Wake Forest Sports Hall of Fame

Brenda Corrie Kuehn
Brenda Corrie Kuehn
  • Induction:
    1999
The women's golf program at Wake Forest, today one of the nation's finest, was just beginning to make its mark on the national scene in the mid-1980s. Instrumental in that emergence was Brenda Corrie, who established herself as one of the country's premier players.

After attending college for one year in her native Dominican Republic, Corrie (now Brenda Corrie Kuehn) enrolled as a sophomore at Wake forest and earned All-ACC accolades two consecutive years. Corrie then turned in her finest year as a Deacon as a senior, winning two regular-season tournament individual titles and leading Wake Forest to the 1986 ACC Championship as medalist. She posted a 10-under 212, the lowest total in the nine-year history of the event at the time. Corrie capped the spring of 1986 by making her third appearance in the NCAA Championships and earning first-team All-America honors.
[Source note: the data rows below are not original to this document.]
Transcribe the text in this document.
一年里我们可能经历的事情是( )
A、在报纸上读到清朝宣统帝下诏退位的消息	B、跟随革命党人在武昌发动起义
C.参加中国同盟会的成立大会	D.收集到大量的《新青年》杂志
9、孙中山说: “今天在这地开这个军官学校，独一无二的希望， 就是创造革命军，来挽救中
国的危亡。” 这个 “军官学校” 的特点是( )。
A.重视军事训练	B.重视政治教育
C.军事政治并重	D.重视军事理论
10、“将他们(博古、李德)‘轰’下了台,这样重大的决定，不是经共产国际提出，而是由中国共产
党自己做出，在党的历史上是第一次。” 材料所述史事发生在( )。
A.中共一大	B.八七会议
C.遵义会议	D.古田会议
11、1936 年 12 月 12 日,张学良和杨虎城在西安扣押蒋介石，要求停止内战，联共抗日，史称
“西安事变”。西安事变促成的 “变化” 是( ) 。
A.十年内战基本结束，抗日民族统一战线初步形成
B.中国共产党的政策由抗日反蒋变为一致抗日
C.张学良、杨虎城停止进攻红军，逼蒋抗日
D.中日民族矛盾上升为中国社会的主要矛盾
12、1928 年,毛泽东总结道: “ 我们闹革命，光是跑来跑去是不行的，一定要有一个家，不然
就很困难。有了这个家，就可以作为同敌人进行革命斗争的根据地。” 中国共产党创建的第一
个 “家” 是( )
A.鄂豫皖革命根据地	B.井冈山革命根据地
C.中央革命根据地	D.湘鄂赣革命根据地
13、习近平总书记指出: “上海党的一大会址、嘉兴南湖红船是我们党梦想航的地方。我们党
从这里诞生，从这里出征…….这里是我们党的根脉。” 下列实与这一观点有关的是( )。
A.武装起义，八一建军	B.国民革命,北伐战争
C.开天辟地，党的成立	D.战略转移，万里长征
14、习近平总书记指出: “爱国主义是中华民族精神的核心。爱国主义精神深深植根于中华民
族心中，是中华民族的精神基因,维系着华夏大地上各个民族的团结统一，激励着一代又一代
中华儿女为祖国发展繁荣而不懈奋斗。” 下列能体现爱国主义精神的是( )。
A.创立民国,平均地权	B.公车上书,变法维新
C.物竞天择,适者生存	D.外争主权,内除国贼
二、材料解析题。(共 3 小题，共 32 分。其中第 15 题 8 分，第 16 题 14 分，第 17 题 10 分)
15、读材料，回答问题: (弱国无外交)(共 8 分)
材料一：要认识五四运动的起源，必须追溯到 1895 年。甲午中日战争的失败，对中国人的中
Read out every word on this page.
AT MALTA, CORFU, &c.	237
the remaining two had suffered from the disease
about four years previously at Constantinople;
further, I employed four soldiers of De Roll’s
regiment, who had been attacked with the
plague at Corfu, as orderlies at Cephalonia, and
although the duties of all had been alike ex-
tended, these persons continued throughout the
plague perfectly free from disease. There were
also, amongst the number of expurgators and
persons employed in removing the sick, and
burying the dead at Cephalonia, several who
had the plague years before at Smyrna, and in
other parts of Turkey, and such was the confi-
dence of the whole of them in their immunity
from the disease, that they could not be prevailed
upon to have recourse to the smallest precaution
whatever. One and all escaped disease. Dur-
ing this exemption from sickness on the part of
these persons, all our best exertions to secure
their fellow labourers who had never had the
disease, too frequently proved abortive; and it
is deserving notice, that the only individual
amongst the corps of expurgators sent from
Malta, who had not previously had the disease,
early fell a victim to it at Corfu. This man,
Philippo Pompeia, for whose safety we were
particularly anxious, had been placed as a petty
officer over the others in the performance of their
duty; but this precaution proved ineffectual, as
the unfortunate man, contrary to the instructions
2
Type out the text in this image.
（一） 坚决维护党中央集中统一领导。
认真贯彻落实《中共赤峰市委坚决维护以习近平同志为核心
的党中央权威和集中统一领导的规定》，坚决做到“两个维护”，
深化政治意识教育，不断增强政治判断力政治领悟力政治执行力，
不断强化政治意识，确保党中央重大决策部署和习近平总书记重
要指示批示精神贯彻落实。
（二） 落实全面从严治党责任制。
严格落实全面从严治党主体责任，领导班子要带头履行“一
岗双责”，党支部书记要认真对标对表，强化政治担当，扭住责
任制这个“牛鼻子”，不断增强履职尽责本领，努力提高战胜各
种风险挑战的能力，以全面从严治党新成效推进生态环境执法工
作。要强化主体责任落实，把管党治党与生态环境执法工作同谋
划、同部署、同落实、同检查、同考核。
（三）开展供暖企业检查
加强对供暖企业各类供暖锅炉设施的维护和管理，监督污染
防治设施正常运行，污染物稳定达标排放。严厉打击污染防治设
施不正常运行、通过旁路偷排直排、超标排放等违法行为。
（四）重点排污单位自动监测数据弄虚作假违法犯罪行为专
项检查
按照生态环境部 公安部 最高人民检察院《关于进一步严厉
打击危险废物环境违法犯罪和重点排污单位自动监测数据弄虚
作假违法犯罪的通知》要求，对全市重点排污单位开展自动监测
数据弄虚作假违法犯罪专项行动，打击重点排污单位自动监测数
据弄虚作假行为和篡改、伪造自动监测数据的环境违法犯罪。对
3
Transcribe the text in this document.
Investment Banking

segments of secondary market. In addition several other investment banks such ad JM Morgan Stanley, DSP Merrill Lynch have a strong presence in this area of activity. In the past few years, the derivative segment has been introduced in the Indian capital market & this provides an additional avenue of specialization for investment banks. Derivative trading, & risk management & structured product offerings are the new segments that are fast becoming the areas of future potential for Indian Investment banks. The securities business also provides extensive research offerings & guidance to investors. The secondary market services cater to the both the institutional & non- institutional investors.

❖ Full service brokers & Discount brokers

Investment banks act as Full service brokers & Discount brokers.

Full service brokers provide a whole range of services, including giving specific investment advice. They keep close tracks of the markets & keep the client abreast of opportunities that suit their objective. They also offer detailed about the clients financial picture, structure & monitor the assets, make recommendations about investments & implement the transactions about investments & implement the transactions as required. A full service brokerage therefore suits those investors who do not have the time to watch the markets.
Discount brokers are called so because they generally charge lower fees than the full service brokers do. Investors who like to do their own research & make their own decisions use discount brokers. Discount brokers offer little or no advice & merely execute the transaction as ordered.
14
If her golf career had ended at that point, Corrie would have already deserved her place among the top women's athletes in Wake forest history. However, she has expanded her impact on the game since her graduation from WFU to worldly proportions.

Corrie embarked on a professional career and won her first tournament in 1988, taking the Futures Golf Tour's Chattanooga Classic. She chipped in twice and fired a final-round 66 to win the title.

She later regained her amateur status and became one of the premier players in the United States. Highlights include her participation on the 1996 U.S. World Cup Team and two selections to the Curtis Cup squad. Corrie went 4-0 and scored the winning points in the U.S. victory in 1998, its first in eight years.

Her amateur career has included qualifying for nine U.S. Opens and 13 U.S. Amateurs. She competed in the 2001 U.S. Women's Open while eight months pregnant.

Corrie-Kuehn was the second person from Wake Forest to be inducted into the NGCA Hall of Fame and the first as a player. The other member is current head coach Dianne Dailey, who was inducted in 2001 as a coach

She was inducted into the Wake Forest Sports Hall of Fame on January 30, 1999. She was elected to the National Golf Coaches Association Hall of Fame in 2004.

In 2002, she was named to the ACC's 50th Anniversary team.